We encounter low quality when we are unable to conceive of the existence of multiple realities: rich and poor, delicious and bland, life and death. Our memory becomes bleached by monoculture. As my psychiatrist recently reminded me, “Depression is not good for you. There have been studies showing links between depression and all kinds of health problems, especially memory loss.”  The symptoms are perhaps a sign of the disease.

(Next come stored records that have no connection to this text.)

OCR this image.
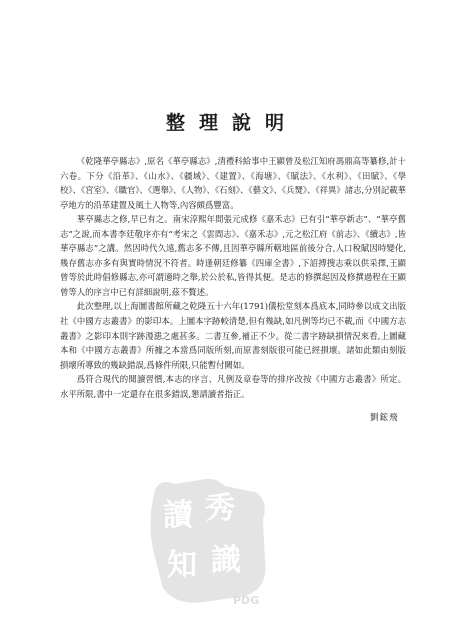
整理說明

《乾隆華亭縣志》,原名《華亭縣志》,清禮科給事中王顯曾及松江知府馮鼎高等纂修,計十六卷。下分《沿革》、《山水》、《疆域》、《建置》、《海塘》、《賦法》、《水利》、《田賦》、《學校》、《宮室》、《職官》、《選舉》、《人物》、《石刻》、《藝文》、《兵燹》、《祥異》諸志,分別記載華亭地方的沿革建置及風土人物等,內容頗爲豐富。

華亭縣志之修,早已有之。南宋淳熙年間張元成修《嘉禾志》已有引“華亭新志”、“華亭舊志”之說,而本書李廷敬序亦有“考宋之《雲間志》、《嘉禾志》,元之松江府《前志》、《續志》,皆華亭縣志”之講。然因時代久遠,舊志多不傳,且因華亭縣所轄地區前後分合,人口稅賦因時變化,幾存舊志亦多有與實時情況不符者。時逢朝廷修纂《四庫全書》,下詔搏搜志乘以供采擇,王顯曾等於此時倡修縣志,亦可謂適時之舉,於公於私,皆得其便。是志的修撰起因及修撰過程在王顯曾等人的序言中已有詳細說明,茲不贅述。

此次整理,以上海圖書館所藏之乾隆五十六年(1791)儀松堂刻本爲底本,同時參以成文出版社《中國方志叢書》的影印本。上圖本字跡較清楚,但有幾缺,如凡例等均已不載,而《中國方志叢書》之影印本則字跡漫漶之處甚多。二書互參,補正不少。從二書字跡缺損情況來看,上圖藏本和《中國方志叢書》所據之本當爲同版所刻,而原書刻版很可能已經損壞。諸如此類由刻版損壞所導致的幾缺錯誤,爲條件所限,只能暫付闕如。

爲符合現代的閱讀習慣,本志的序言、凡例及章卷等的排序改按《中國方志叢書》所定。水平所限,書中一定還存在很多錯誤,懇請讀者指正。

劉鋐飛
讀 秀
知 識
PDG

My second day I begin working alongside one of the other technicians who kindly teaches me all of the different tasks and tricks associated with the job. Tub after tub of chicken comes on the rollers to be processed. My lower back begins to ache from standing and pushing the tubs as 4:15 PM approaches. The lines show no sign of stopping. The product continues to appear without notification from anyone as to what time the machines will be shut off and the birds will be finished so that we can go home for the day.
I am faced with the challenge of remembering the distinctions between the days of my toil, of countering the temptation to classify my new work as monotony and follow this to its logical conclusion of meaninglessness. I must frame my new position as an act of anamnesis for my middle class mind to accept it. If I am to pursue quality I have to counter my journalistic judgment of the chicken plant. To find joy to in my work I search for a melody for a line from the morning psalm so that I can sing it to myself as I work. I will sing of your salvation! I will sing of your salvation! The chicken plant is an absurd venue in which to sing of God’s healing, but it is precisely for this reason that there is quality to be found here amidst the roaring portion sizers, plastic tubs of raw poultry, and wet concrete floors.